Главный конфликт у режиссера смещается в область отношений между Грязным и Любашей. Правда, и в драме-опере они двигатели интриги. Начавшись с психологического монолога (неловко сказать, арии) Грязного, спектакль под конец обрушивается в броскую, но абсолютно неправдоподобную сцену смертей и убийств. Народ на нее никак не реагирует. Даже лица, которым по должности положено реагировать (опричники).
А музыка? С вокальной точки зрения, все, разумеется, спето очень чисто — в постановке заняты певцы высокого класса, однако музыка здесь фоновая (как во всяком кино), хотя за дирижерским пультом Даниэль Баренбойм. Передвижения по сцене помню. Как звучат ансамбли, не помню.
2. Аттракционы в Михайловском театре
Отечественные авангардисты именуют Чернякова лучшим оперным режиссером Европы. Андрей Могучий (названный великим драматическим режиссером Европы), к счастью, сознает: в опере он гость, и редкий. В те еще времена (в 2014 г.), когда Могучий был свободным художником при Александринке, он слыл человеком гротесковым, а тут пригласили его на оперу, еще и драматическую. Натуру, однако, не спрячешь. «Царской невесте» Могучего был присущ внутренний комизм. Возможно потому, что режиссер смотрел на оперный жанр глазами постороннего (как показана у Льва Толстого фальшь оперного представления в «Войне и мире»).
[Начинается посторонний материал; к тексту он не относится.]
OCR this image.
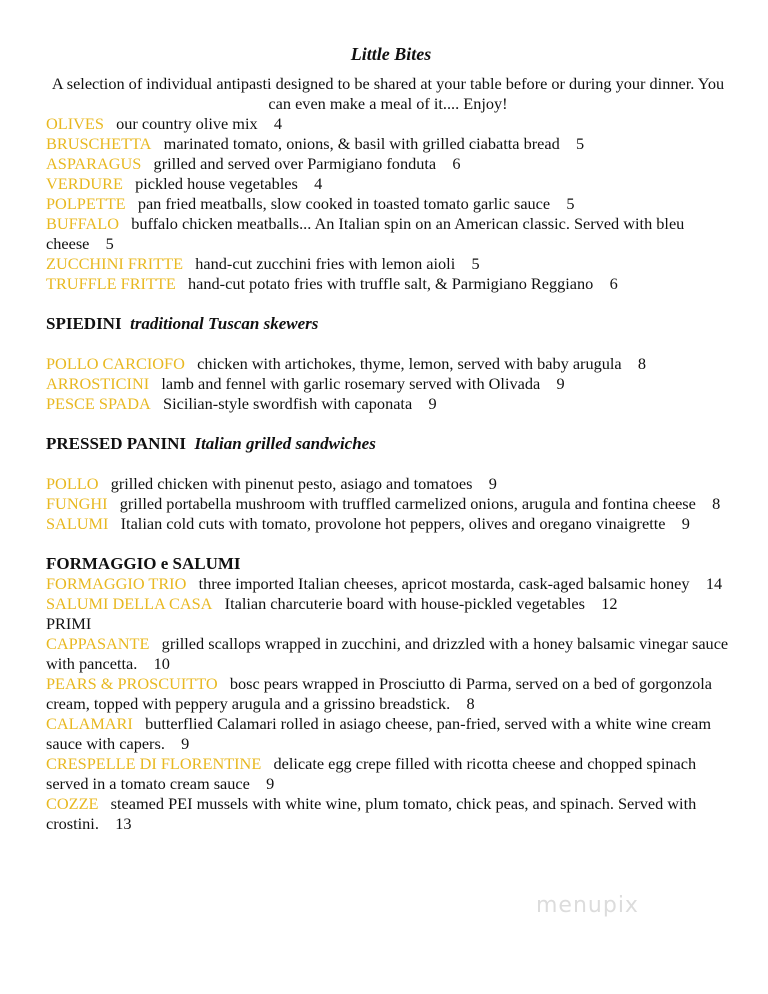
Little Bites

A selection of individual antipasti designed to be shared at your table before or during your dinner. You can even make a meal of it.... Enjoy!

OLIVES our country olive mix 4

BRUSCHETTA marinated tomato, onions, & basil with grilled ciabatta bread 5

ASPARAGUS grilled and served over Parmigiano fonduta 6

VERDURE pickled house vegetables 4

POLPETTE pan fried meatballs, slow cooked in toasted tomato garlic sauce 5

BUFFALO buffalo chicken meatballs... An Italian spin on an American classic. Served with bleu cheese 5

ZUCCHINI FRITTE hand-cut zucchini fries with lemon aioli 5

TRUFFLE FRITTE hand-cut potato fries with truffle salt, & Parmigiano Reggiano 6

SPIEDINI traditional Tuscan skewers

POLLO CARCIOFO chicken with artichokes, thyme, lemon, served with baby arugula 8

ARROSTICINI lamb and fennel with garlic rosemary served with Olivada 9

PESCE SPADA Sicilian-style swordfish with caponata 9

PRESSED PANINI Italian grilled sandwiches

POLLO grilled chicken with pinenut pesto, asiago and tomatoes 9

FUNGHI grilled portabella mushroom with truffled carmelized onions, arugula and fontina cheese 8

SALUMI Italian cold cuts with tomato, provolone hot peppers, olives and oregano vinaigrette 9

FORMAGGIO e SALUMI

FORMAGGIO TRIO three imported Italian cheeses, apricot mostarda, cask-aged balsamic honey 14

SALUMI DELLA CASA Italian charcuterie board with house-pickled vegetables 12

PRIMI

CAPPASANTE grilled scallops wrapped in zucchini, and drizzled with a honey balsamic vinegar sauce with pancetta. 10

PEARS & PROSCUITTO bosc pears wrapped in Prosciutto di Parma, served on a bed of gorgonzola cream, topped with peppery arugula and a grissino breadstick. 8

CALAMARI butterflied Calamari rolled in asiago cheese, pan-fried, served with a white wine cream sauce with capers. 9

CRESPELLE DI FLORENTINE delicate egg crepe filled with ricotta cheese and chopped spinach served in a tomato cream sauce 9

COZZE steamed PEI mussels with white wine, plum tomato, chick peas, and spinach. Served with crostini. 13

menupix
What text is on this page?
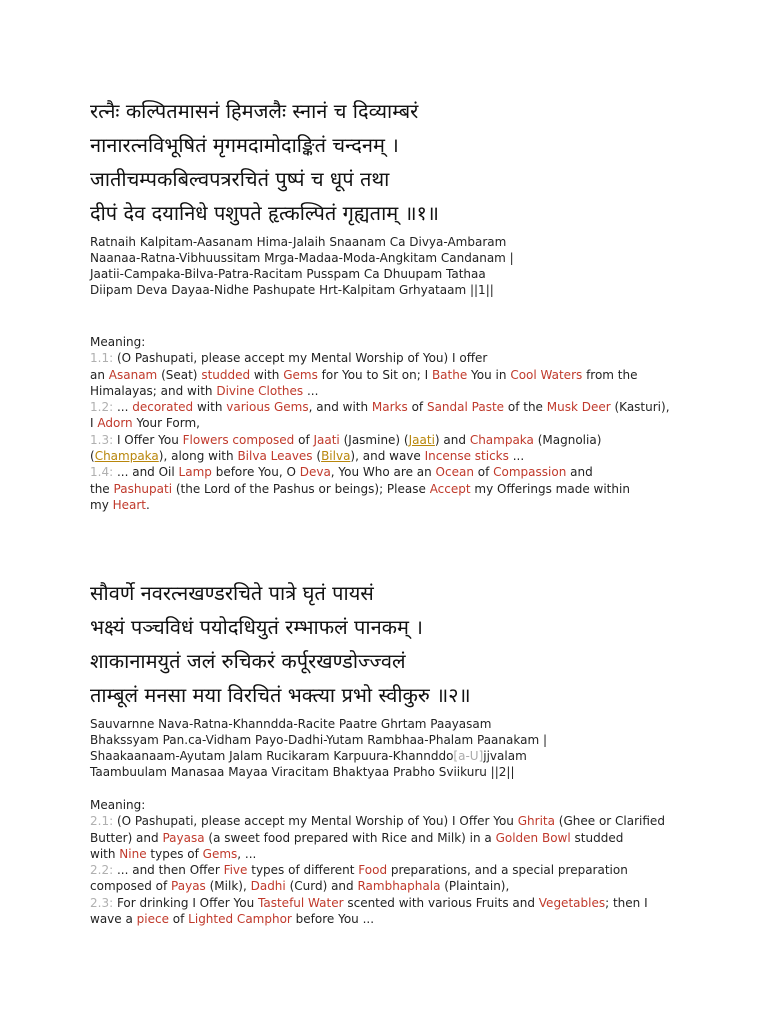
रत्नैः कल्पितमासनं हिमजलैः स्नानं च दिव्याम्बरं
नानारत्नविभूषितं मृगमदामोदाङ्कितं चन्दनम् ।
जातीचम्पकबिल्वपत्ररचितं पुष्पं च धूपं तथा
दीपं देव दयानिधे पशुपते हृत्कल्पितं गृह्यताम् ॥१॥
Ratnaih Kalpitam-Aasanam Hima-Jalaih Snaanam Ca Divya-Ambaram
Naanaa-Ratna-Vibhuussitam Mrga-Madaa-Moda-Angkitam Candanam |
Jaatii-Campaka-Bilva-Patra-Racitam Pusspam Ca Dhuupam Tathaa
Diipam Deva Dayaa-Nidhe Pashupate Hrt-Kalpitam Grhyataam ||1||
Meaning:
1.1: (O Pashupati, please accept my Mental Worship of You) I offer
an Asanam (Seat) studded with Gems for You to Sit on; I Bathe You in Cool Waters from the
Himalayas; and with Divine Clothes ...
1.2: ... decorated with various Gems, and with Marks of Sandal Paste of the Musk Deer (Kasturi),
I Adorn Your Form,
1.3: I Offer You Flowers composed of Jaati (Jasmine) (Jaati) and Champaka (Magnolia)
(Champaka), along with Bilva Leaves (Bilva), and wave Incense sticks ...
1.4: ... and Oil Lamp before You, O Deva, You Who are an Ocean of Compassion and
the Pashupati (the Lord of the Pashus or beings); Please Accept my Offerings made within
my Heart.
सौवर्णे नवरत्नखण्डरचिते पात्रे घृतं पायसं
भक्ष्यं पञ्चविधं पयोदधियुतं रम्भाफलं पानकम् ।
शाकानामयुतं जलं रुचिकरं कर्पूरखण्डोज्ज्वलं
ताम्बूलं मनसा मया विरचितं भक्त्या प्रभो स्वीकुरु ॥२॥
Sauvarnne Nava-Ratna-Khanndda-Racite Paatre Ghrtam Paayasam
Bhakssyam Pan.ca-Vidham Payo-Dadhi-Yutam Rambhaa-Phalam Paanakam |
Shaakaanaam-Ayutam Jalam Rucikaram Karpuura-Khannddo[a-U]jjvalam
Taambuulam Manasaa Mayaa Viracitam Bhaktyaa Prabho Sviikuru ||2||
Meaning:
2.1: (O Pashupati, please accept my Mental Worship of You) I Offer You Ghrita (Ghee or Clarified
Butter) and Payasa (a sweet food prepared with Rice and Milk) in a Golden Bowl studded
with Nine types of Gems, ...
2.2: ... and then Offer Five types of different Food preparations, and a special preparation
composed of Payas (Milk), Dadhi (Curd) and Rambhaphala (Plaintain),
2.3: For drinking I Offer You Tasteful Water scented with various Fruits and Vegetables; then I
wave a piece of Lighted Camphor before You ...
Могучий откровенно признавался в программке: «…некоторые музыкальные моменты (например, хоровые эпизоды) кажутся мне архаичными, лишними, уводят внимание от основного действия…Но поскольку здесь я не совсем на своей территории, то принимаю правила игры». Насчет «принятия» это он преувеличил.
Неприязнь к хору — общая для новой режиссуры. Черняков не сокращает хоровые эпизоды, но прячет их за кулисы. И в самом деле, откуда взяться хору в современном офисе? Компромисс Могучего по отношению к хору выглядит смешно. Скажем, чиновники Грозного в серых костюмах и шляпах хрущёвско-брежневской эпохи выходят на площадку, рявкают свою хоровую реплику (без всяких там повторов) и уходят. Через короткий промежуток времени возвращаются и снова рявкают. Не должны они находиться на сцене без текста (по мнению режиссера). Другая часть хора (опричники) ходит, подбрасывая на животе оскаленные морды бойцовских собак — символ опричнины.
Понятно, действие у Могучего не привязано к определенной эпохе. В «исторических» костюмах только дети с накладными бородами. Они устраивают потасовки и валяются на пандусе. Женщины в офисных костюмах бродят почему-то в обнимку с лестницами. Однако солистов Могучий уважает. Если у персонажа ария, его подают «крупным планом». Солист встает на табуреточку («Ваня, почитай гостям стишки») или на ступеньку лесенки, которую придерживают рабочие сцены. В конечном итоге, мизансцены довольно статичны, если не считать эпизода безумия Марфы — Марфа бегает, как заведенная ключиком кукла Олимпия в «Сказках Гофмана», или обезумевшая Жизель.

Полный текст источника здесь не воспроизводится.